Asked about whether an independent body is needed to investigate Saturday’s killings, he explained that it has always been felt that police investigating their own is not desired for public confidence. But he added, “I know personally that where investigations are conducted by the police, they were ruthlessly and scrupulously conducted without violating rights of those involved. I cannot speak to what is happening now and whether that quality of police investigators exists.”

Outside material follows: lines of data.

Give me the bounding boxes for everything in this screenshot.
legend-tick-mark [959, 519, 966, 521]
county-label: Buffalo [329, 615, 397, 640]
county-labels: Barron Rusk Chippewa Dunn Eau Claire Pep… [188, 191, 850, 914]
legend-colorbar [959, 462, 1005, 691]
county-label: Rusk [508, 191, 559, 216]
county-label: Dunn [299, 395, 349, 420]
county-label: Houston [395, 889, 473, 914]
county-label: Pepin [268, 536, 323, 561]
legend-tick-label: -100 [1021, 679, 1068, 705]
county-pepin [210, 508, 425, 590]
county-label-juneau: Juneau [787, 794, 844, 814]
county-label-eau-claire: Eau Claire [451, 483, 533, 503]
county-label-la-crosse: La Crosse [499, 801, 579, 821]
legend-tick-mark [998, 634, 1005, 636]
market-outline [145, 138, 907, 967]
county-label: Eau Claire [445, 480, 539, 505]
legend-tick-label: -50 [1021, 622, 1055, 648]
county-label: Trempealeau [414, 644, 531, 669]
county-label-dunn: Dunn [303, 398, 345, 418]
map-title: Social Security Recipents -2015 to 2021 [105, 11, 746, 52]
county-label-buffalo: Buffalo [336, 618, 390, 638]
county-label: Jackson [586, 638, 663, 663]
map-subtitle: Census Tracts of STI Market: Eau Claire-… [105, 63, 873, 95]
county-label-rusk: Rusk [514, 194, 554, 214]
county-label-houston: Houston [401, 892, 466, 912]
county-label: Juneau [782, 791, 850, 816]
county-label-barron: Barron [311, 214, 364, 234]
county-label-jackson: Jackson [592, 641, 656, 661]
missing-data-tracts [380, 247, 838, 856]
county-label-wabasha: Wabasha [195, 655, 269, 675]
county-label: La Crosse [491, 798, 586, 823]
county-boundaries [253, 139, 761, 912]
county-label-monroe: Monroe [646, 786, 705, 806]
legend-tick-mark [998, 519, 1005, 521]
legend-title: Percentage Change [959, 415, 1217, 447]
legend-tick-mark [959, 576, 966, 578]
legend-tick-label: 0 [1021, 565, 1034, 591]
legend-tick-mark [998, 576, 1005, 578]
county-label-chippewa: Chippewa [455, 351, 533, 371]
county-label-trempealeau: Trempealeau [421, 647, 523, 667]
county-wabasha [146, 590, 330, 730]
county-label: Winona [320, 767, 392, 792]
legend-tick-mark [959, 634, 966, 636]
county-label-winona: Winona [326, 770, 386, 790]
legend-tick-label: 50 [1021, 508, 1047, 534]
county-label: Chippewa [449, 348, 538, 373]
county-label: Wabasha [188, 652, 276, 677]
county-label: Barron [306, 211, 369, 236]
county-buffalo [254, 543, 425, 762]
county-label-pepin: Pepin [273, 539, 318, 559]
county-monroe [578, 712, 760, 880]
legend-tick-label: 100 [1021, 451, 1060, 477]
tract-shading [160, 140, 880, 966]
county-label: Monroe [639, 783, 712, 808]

He added that while in the circumstances the suggestion for an enquiry by an independent body may be appealing, “there are certain investigative skills and techniques which ought to be available to such a group.”

Asked about the plea for witnesses to come forward, Felix said that from his experience whenever members of the public suspect police misconduct in any shooting, they are reluctant to come forward. Generally, he said, it is only the relatives and friends who are available that tend to respond. Among the reasons for this, he noted, are fear of retaliation and a fear for safety.